In some workplaces, the AHA is not authorised to write in client charts, rather this responsibility falls upon the AHP. In this situation, the AHA still needs to make sure that they provide all relevant feedback to the AHP about their involvement in the therapy session so that the AHP can enter details into the client’s chart. The AHP may request that the AHA provides the information to them verbally, or they may request that it is written. At times, the AHA may also be asked to provide feedback to other members of the client’s care team. Once again, the AHP should outline the appropriate way in which this is to be done and the AHA should follow these instructions.

62
Q

Common administrative tasks of an AHA:

A

keeping statistics, maintaining stock levels and managing client appointments.

63
Q

Keeping statistics:

A
Health care organisations collect a range of statistics and these may include statistics about:
    the number of clients seen
    the number of new referrals
    workplace accidents / incidents
    supplies used.

Statistics can give an overall view of what is happening in the organisation and can be used for budgeting purposes, planning purposes and for reflection on the direction of the organisation. It is important for health care workers to be aware of their organisations requirements for maintaining statistics and that they consistently fulfil their role in this process.

64
Q

Maintaining stock levels:

A
All therapy settings use a range of disposable and non-disposable stock items. The AHA should ensure that they have a reliable system for:
    checking stock levels
    rotating stock
    placing orders
    receiving items
    checking and attending to invoices.

This system should be approved by the AHP and should be in accordance with the organisation’s policies and procedures.

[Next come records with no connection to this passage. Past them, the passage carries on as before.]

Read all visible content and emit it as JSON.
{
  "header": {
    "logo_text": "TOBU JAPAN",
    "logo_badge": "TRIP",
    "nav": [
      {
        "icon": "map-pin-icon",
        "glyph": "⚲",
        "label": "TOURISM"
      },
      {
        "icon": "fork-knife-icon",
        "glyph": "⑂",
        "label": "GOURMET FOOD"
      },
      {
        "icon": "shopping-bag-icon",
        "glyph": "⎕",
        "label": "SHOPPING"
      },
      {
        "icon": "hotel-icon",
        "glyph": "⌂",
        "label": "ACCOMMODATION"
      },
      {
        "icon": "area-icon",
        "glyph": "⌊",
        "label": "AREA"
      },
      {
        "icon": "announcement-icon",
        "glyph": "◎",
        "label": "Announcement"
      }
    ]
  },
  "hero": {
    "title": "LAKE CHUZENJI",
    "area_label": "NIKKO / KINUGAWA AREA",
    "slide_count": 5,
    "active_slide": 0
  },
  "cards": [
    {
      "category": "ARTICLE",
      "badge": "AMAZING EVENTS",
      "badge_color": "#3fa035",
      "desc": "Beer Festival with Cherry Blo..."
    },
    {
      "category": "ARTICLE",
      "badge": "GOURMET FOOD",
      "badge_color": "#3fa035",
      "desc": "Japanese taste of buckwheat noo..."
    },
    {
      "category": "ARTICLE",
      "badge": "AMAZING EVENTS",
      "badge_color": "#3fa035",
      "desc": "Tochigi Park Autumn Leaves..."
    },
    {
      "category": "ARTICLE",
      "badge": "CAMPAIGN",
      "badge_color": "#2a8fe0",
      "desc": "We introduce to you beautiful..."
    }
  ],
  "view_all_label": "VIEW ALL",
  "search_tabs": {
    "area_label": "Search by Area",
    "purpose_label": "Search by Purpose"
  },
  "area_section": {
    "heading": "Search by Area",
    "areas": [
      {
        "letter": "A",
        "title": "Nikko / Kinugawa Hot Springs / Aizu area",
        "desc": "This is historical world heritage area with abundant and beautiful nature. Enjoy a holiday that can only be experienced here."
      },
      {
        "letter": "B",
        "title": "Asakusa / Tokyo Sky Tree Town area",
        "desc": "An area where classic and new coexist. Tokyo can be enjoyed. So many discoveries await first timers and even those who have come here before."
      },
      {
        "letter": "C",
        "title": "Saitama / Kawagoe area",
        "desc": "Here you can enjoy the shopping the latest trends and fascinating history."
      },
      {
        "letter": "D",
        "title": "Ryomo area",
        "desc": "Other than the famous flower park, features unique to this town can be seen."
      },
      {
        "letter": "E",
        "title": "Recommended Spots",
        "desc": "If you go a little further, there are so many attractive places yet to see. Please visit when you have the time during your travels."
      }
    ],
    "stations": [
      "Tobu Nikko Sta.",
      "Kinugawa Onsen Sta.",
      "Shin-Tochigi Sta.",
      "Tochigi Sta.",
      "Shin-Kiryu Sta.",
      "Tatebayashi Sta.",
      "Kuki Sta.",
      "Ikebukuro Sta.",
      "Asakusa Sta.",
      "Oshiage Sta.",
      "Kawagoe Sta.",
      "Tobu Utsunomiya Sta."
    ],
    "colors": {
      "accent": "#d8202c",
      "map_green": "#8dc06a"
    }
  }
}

Regular reviewing to ensure that the system is working effectively should be undertaken as part of the quality assurance procedures for the organisation.

65
Q

Making appointments for clients:

A

Some important points to consider:
The days when the AHP works;
Times available for appointments;
Scheduled work breaks;
Time likely to be required for the planned therapy;
Emergency times;
Variations between clients which might affect appointment length;
Availability of client including their means of transport.

Depending on the type of health care setting, appointment times may be rigid or less structured. Regardless of the type of appointment system used, it is important that it meets organisational requirements and that it works well for the AHP as well as the clients.